Fabien Genet (services publics de proximité)

«Huit trésoreries devraient fermer. Ce sont 91 personnes qui sont affectées par cette décision.
Pourquoi centralise-t-on toujours en val de Saône et pas en Val de Loire ? Pourquoi ne pas installer une trésorerie hospitalière chez nous, par exemple».
Jérôme Gutton : «Concernant la modernisation de l’Etat et le réseau des trésoreries. Ce n’est pas seulement un sujet d’effectifs.
Oui je pense qu’il faudrait localiser dans des petites villes le résultat des centralisations. Il y a aussi le choix des équipes.
La Saône-et-Loire c’est géographiquement deux fois plus vaste que le Rhône avec deux fois moins d’habitants. Nous avons cinq villes de plus de 15.000 habitants.
Cela-dit, le service ne sera pas dégradé. Mais je suis sensible à l’isolement que ressentent les maires devant la présence physique moins importante des services de l’Etat. Il faut une établir une relation différente.
Comme contribuable, tout le monde peut comprendre que l’on regroupe.
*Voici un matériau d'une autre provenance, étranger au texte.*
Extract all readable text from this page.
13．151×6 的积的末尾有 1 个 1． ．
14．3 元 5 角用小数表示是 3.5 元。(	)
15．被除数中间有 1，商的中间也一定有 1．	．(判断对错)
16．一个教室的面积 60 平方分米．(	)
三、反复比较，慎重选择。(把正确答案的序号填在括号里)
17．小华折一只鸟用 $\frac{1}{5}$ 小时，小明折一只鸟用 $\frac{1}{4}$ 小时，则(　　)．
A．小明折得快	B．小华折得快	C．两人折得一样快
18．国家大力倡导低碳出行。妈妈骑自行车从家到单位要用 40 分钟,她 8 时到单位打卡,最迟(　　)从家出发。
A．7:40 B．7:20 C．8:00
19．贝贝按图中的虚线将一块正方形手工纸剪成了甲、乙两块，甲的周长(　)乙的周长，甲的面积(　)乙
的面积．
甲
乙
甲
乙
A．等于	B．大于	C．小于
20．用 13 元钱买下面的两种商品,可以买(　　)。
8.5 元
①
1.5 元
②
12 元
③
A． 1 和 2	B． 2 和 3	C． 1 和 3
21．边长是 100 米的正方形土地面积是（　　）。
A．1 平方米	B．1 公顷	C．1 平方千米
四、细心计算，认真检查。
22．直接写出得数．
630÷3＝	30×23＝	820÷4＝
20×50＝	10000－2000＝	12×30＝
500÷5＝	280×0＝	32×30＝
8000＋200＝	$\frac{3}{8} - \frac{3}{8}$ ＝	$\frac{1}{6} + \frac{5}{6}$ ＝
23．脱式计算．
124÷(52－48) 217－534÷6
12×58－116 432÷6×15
Y compris pour les agents qui se retrouvent isolés»

Raymond Gonthier (taxe d’habitation)

Quelles compensations pour la perte de la taxe d’habitation dans les communes, qui sont dans le désarroi ?
Jérôme Gutton : «Pour la taxe d’habitation, elle sera intégralement compensée : 2018 ce seront 47,8 millions de dégrèvements».
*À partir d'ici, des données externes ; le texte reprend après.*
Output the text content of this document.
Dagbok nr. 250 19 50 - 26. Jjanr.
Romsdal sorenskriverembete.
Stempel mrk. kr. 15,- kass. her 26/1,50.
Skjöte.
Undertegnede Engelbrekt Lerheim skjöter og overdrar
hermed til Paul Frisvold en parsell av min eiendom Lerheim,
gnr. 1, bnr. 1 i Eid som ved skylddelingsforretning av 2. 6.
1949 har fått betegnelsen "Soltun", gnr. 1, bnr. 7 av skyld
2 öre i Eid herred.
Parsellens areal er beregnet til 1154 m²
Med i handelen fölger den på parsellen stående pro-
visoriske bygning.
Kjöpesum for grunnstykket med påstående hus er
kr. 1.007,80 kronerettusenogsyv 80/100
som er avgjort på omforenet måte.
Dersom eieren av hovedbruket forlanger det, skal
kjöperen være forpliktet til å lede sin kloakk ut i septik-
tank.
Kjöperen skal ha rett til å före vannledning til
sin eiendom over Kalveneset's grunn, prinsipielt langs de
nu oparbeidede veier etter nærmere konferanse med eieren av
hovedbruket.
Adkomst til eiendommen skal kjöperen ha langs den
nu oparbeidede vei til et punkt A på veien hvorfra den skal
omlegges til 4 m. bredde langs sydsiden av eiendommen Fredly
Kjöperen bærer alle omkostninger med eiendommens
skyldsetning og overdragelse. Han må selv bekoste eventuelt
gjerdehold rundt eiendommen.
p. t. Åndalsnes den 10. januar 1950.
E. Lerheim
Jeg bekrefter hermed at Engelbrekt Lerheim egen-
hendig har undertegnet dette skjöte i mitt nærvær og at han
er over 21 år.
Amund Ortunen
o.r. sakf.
Françoise Verjux-Pelletier (mineurs non accompagnés)

«Concernant la question de l’accueil des mineurs non accompagnés, nous sommes régulièrement interpellés pour des solutions urgentes. Il semble que les structures sont saturées».
Jérôme Gutton : «Concernant les mineurs non accompagnés, il y a ceux pour lesquels l’aide sociale à l’enfance considère que leur caractère de mineur est crédible. Moi j’en ai connaissance quand ils ne sont pas reconnus comme mineurs. Et puis il y a ceux qui deviennent majeurs et qui poursuivent une scolarité. La naturalisation c’est pour plus tard».

Evelyne Couillerot (informations sur la RCEA)

«Monsieur le Préfet, je veux vous alerter sur la signalisation, dans les zonnes de travaux surla RCEA, notamment dans le secteur de Montchanin. Il faudrait des informations plus réactives, au bénéfice des usagers qui sont nombreux à se plaindre».
Jérôme Gutton : «Pour la signalisation des travaux, on peut toujours faire mieux. On essaye de progresser. L’architecture des services de l’Etat est complexe».

Jean Claude Bécousse (centre éducatif fermé)

«Nous avons appris, sans concertation, l’implantation du centre éducatif fermé à Chardonnay. C’est le berceau d’un cépage mondialement connu. Il y a un problème de fond et de forme sur ce dossier, avec des sommes importantes».
Jérôme Gutton : «Je serai exigeant en matière d’équipe de clôtures. C’est une association qui porte le projet à Chardonnay. C’est la Sauvegarde dont nous avons besoin».

Violaine Gillet (service public et suppressions d’emplois)

Concernant l’accès au service public, quels aménagements équitables en Saône-et-Loire ? On nous parle de concertation, mais elle ne vient jamais avant.  Quelle déclinaison des 1800 emplois en moins dans l’Education Nationale ?
Pour l’insertion, quelle crédibilité peut avoir l’Etat quand il continue de supprimer les contrats aidés.
Jérôme Gutton : «Concernant l’Education Nationale, je n’ai pas d’informations spécifiques à communiquer».